8 Mile

Essentially Saturday Night Fever with hip-hop, 8 Mile stars Eminem as B-Rabbit, an aspiring rapper living in a trailer park outside Detroit. 

Eminem’s semi-autobiographical drama follows a tried-and-tested template, the only twist being that it involves a white man trying to make it in a black world instead of the other way round. And unlike The Great Hip Hop Hoax, it’s a film about harnessing, rather than concealing, the truth.

Using the Rocky blueprint, the film lays a solid blue-collar foundation and builds the competition elements up from there. So although the plot points are signposted clearer than the 8 Mile Road (fledgling romance, family trouble, final showdown…) the execution is assured, particularly when it comes to showcasing Eminem’s rap abilities.

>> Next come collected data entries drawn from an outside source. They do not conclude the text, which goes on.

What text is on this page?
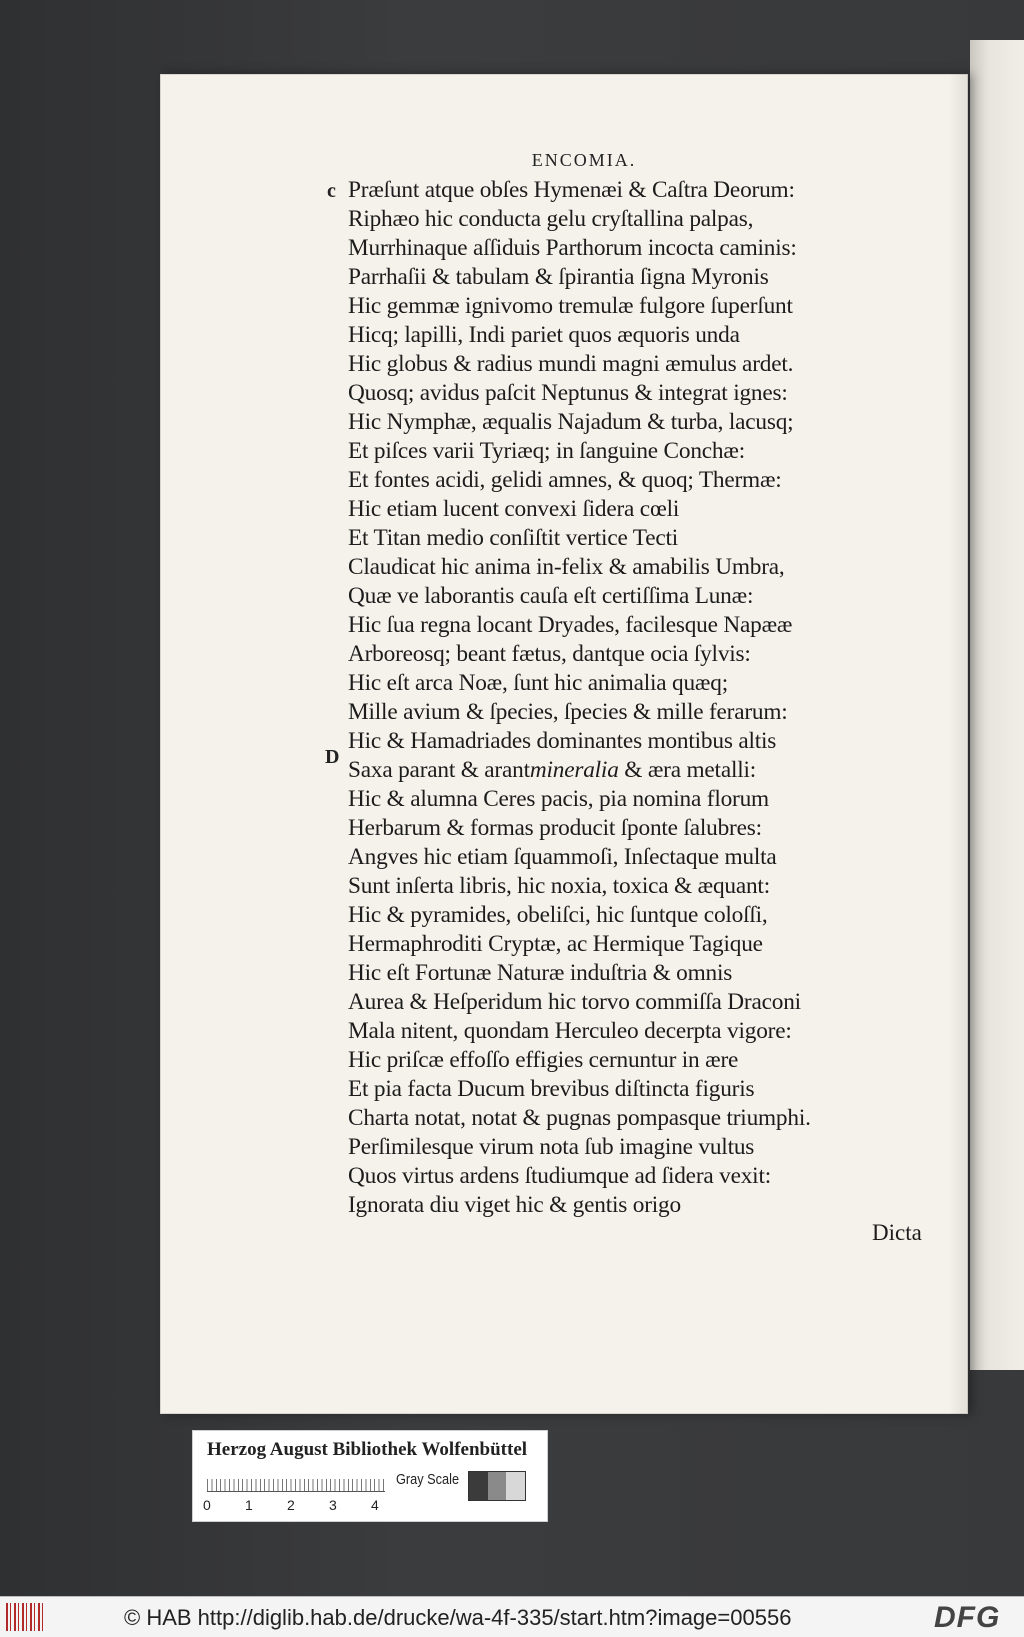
ENCOMIA.
c
D
Præſunt atque obſes Hymenæi & Caſtra Deorum:
Riphæo hic conducta gelu cryſtallina palpas,
Murrhinaque aſſiduis Parthorum incocta caminis:
Parrhaſii & tabulam & ſpirantia ſigna Myronis
Hic gemmæ ignivomo tremulæ fulgore ſuperſunt
Hicq; lapilli, Indi pariet quos æquoris unda
Hic globus & radius mundi magni æmulus ardet.
Quosq; avidus paſcit Neptunus & integrat ignes:
Hic Nymphæ, æqualis Najadum & turba, lacusq;
Et piſces varii Tyriæq; in ſanguine Conchæ:
Et fontes acidi, gelidi amnes, & quoq; Thermæ:
Hic etiam lucent convexi ſidera cœli
Et Titan medio conſiſtit vertice Tecti
Claudicat hic anima in-felix & amabilis Umbra,
Quæ ve laborantis cauſa eſt certiſſima Lunæ:
Hic ſua regna locant Dryades, facilesque Napææ
Arboreosq; beant fætus, dantque ocia ſylvis:
Hic eſt arca Noæ, ſunt hic animalia quæq;
Mille avium & ſpecies, ſpecies & mille ferarum:
Hic & Hamadriades dominantes montibus altis
Saxa parant & arantmineralia & æra metalli:
Hic & alumna Ceres pacis, pia nomina florum
Herbarum & formas producit ſponte ſalubres:
Angves hic etiam ſquammoſi, Inſectaque multa
Sunt inſerta libris, hic noxia, toxica & æquant:
Hic & pyramides, obeliſci, hic ſuntque coloſſi,
Hermaphroditi Cryptæ, ac Hermique Tagique
Hic eſt Fortunæ Naturæ induſtria & omnis
Aurea & Heſperidum hic torvo commiſſa Draconi
Mala nitent, quondam Herculeo decerpta vigore:
Hic priſcæ effoſſo effigies cernuntur in ære
Et pia facta Ducum brevibus diſtincta figuris
Charta notat, notat & pugnas pompasque triumphi.
Perſimilesque virum nota ſub imagine vultus
Quos virtus ardens ſtudiumque ad ſidera vexit:
Ignorata diu viget hic & gentis origo
Dicta
Herzog August Bibliothek Wolfenbüttel
0 1 2 3 4
Gray Scale
© HAB http://diglib.hab.de/drucke/wa-4f-335/start.htm?image=00556	DFG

What Marshall Mathers lacks in acting range he more than makes up for in conviction, telling a story not so much close to his heart as ripped straight from it. On top of his own songs (Eminem bagged an Oscar for ‘Lose Yourself’) the soundtrack features classic hip-hop cuts from Biggie Smalls, Wu-Tang Clan and The Pharcyde.

Other recognisable faces include the late Brittany Murphy, Kim Basinger (who previously worked with director Curtis Hanson on LA Confidential), Detroit native Xzibit, Anthony Mackie and Michael Shannon (who’s actually 2 years younger than Eminem but looks much older because he’s always scowling).

8 Mile never breaks the mould like its star, but Eminem brings a level of authenticity that’s valued in drama and hip-hop alike. Encore, Mr Mathers.